1. \begin{align*}1.4c-3.2=4.9\end{align*} Therefore \begin{align*}c = 5.78\end{align*} \begin{align*}\text{Check}&\\ 1.4c-3.2 &= 4.9\\ 1.4({\color{red}5.78})-3.2 &= 4.9\\ 8.1-3.2 &= 4.9\\ 4.9 &= 4.9 \ \ Y\end{align*}
1. \begin{align*}4.5-3.1e=-2.2\end{align*} Therefore \begin{align*}e = 2.16\end{align*} \begin{align*}\text{Check} &\\ 4.5-3.1e &= -2.2\\ 4.5-3.1({\color{red}2.16}) &= -2.2\\ 4.5-6.7 &= -2.2\\ -2.2 &= -2.2 \ \ Y\end{align*}

Using algebra tiles...

1. \begin{align*}0.5x+0.2=0.7\end{align*} First step: multiply by 10. \begin{align*}{\color{red}(10)}0.5x + {\color{red}(10)}0.2 &= {\color{red}(10)}0.7\\ 5x + 2 &= 7\end{align*} Therefore \begin{align*}x = 1\end{align*} \begin{align*}\text{Check}&\\ 0.5x+0.2 &= 0.7\\ 0.5({\color{red}1})+0.2 &= 0.7\\ 0.7 &= 0.7 \ \ Y\end{align*}
1. \begin{align*}0.2z-0.3=0.7\end{align*} First step: multiply by 10. \begin{align*}{\color{red}(10)}0.2z - {\color{red}(10)}0.3 &= {\color{red}(10)}0.7\\ 2z - 3 &= 7\end{align*} Therefore \begin{align*}z = 5\end{align*} \begin{align*}\text{Check}&\\ 0.2z-0.3 &= 0.7\\ 0.2({\color{red}5})-0.3 &= 0.7\\ 1.0-0.3 &= 0.7\\ 0.7 &= 0.7 \ \ Y\end{align*}
1. \begin{align*}0.05x+0.16=-0.04\end{align*} First multiply by 100. \begin{align*}{\color{red}(100)}0.05x+{\color{red}(100)}0.16={\color{red}(100)}-0.04\end{align*} \begin{align*}5x+16=-4\end{align*} Therefore \begin{align*}x = -4\end{align*}. \begin{align*}\text{Check} &\\ 0.05x+0.16 &= -0.04\\ 0.05({\color{red}-4})+0.16 &= -0.04\\ -0.20+0.16 &= -0.04\\ -0.04 &= -0.04 \ \ Y\end{align*}

Using rules from the lesson...

1. \begin{align*}0.87+0.15x=-0.03\end{align*} Therefore \begin{align*}x = -6\end{align*} \begin{align*}\text{Check} &\\ 0.87+0.15x &= -0.03\\ 0.87+0.15({\color{red}-6}) &= -0.03\\ 0.87-0.90 &= -0.03\\ -0.03 &= -0.03 \ \ Y\end{align*}
1. \begin{align*}0.25z-3.3=0.7\end{align*} Therefore \begin{align*}z = 16\end{align*} \begin{align*}\text{Check} &\\ 0.25z-3.3 &= 0.7\\ 0.25({\color{red}16})-3.3 &= 0.7\\ 4-3.3 &= 0.7\\ 0.7 &= 0.7 \ \ Y\end{align*}
1. \begin{align*}x-0.3+0.05x=2-1.4x\end{align*} For this last problem you can solve the problem using the balance method but start without the “balance”. You will use this method in the next lesson with fractions.

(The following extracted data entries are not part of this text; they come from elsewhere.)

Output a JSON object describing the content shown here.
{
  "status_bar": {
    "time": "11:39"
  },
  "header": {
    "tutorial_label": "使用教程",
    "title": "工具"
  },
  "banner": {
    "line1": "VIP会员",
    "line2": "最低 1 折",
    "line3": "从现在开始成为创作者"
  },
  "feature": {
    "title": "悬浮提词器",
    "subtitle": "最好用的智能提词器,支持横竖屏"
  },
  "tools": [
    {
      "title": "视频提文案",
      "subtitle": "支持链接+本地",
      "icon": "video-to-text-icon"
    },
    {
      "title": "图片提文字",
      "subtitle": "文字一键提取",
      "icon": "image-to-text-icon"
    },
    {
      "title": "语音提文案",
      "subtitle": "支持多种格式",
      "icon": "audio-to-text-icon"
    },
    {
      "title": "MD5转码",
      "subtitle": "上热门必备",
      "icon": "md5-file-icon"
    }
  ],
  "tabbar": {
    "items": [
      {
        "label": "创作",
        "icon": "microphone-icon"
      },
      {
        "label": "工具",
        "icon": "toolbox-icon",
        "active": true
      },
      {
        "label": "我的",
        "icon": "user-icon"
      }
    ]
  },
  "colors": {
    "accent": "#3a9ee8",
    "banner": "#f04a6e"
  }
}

Follow along... \begin{align*}x-0.3+0.05x &= 2-1.4x\\ -0.3+1.05x &= 2-1.4x && \boxed{\approx \ \text{Start by combining the} \ x \ \text{variables on the left side.}}\end{align*} \begin{align*}-0.3+1.05x{\color{red}+1.4x} &= 2-1.4x {\color{red}+1.4x}\\ -0.3+2.45x &= 2 && \boxed{\approx \ \text{Next and} \ 1.4x \ \text{to each side to have the variables on the same side of the equal sign. Then simplify.}}\end{align*} \begin{align*}-0.3 {\color{red}+0.3}+2.45x &= 2 {\color{red}+0.3}\\ 2.45x &= 2.3 && \boxed{\approx \ \text{Next add} \ 0.3 \ \text{to each side to isolate the variable on the left side of the equal sign. Then simplify.}}\end{align*} \begin{align*}\frac{2.45x}{2.45} &= \frac{2.3}{2.45}\\ x &= 0.94 && \boxed{\approx \ \text{Finally, divide each side of the equal sign by} \ 2.45 \ \text{to solve for the variable. Then simplify.}}\end{align*} Therefore \begin{align*}x = 0.94\end{align*} \begin{align*}\text{Check} &\\ x-0.3+0.05x &= 2-1.4x\\ {\color{red}(0.94)}-0.3+0.05 {\color{red}(0.94)} &= 2-1.4 {\color{red}(0.94)}\\ 0.94-0.3+0.047 &= 2-1.32\\ 0.68 &= 0.68 \ \ Y\end{align*}

## Solving Linear Equations with One Variable Involving Fractions

Introduction

This concept is an extension of the previous four concepts in that you will be solving equations with one variable. When introducing fractions into these equations, the same rules apply. You need to keep the equations in balance by adding, subtracting, multiplying, or dividing on both sides of the equal sign in order to isolate the variable. The goal still remains to get your variable alone on one side of the equal sign with your constant terms on the other in order to solve for this variable.

When solving equations with fractions, you can use the balance method but you can begin to solve these problems without the aid of the “balance”. This was illustrated in the final problem of the problem set in the previous lesson. For the problems in this concept, you will be guided through algebraic problem solving of linear equations with one variable involving fractions.

Watch This

Guidance

In this year’s student election for president, there were two candidates. The winner received \begin{align*}\frac{1}{3}\end{align*} more votes. If there were 584 votes cast for president, how many votes did each of the two candidates receive?

Let \begin{align*}x =\end{align*} votes for candidate 1 (the winner)

Let \begin{align*}y =\end{align*} votes for candidate 2

\begin{align*}x + y = 584\end{align*}

You need to get only one variable into the equation in order to solve it. Let’s look at another relationship from the problem.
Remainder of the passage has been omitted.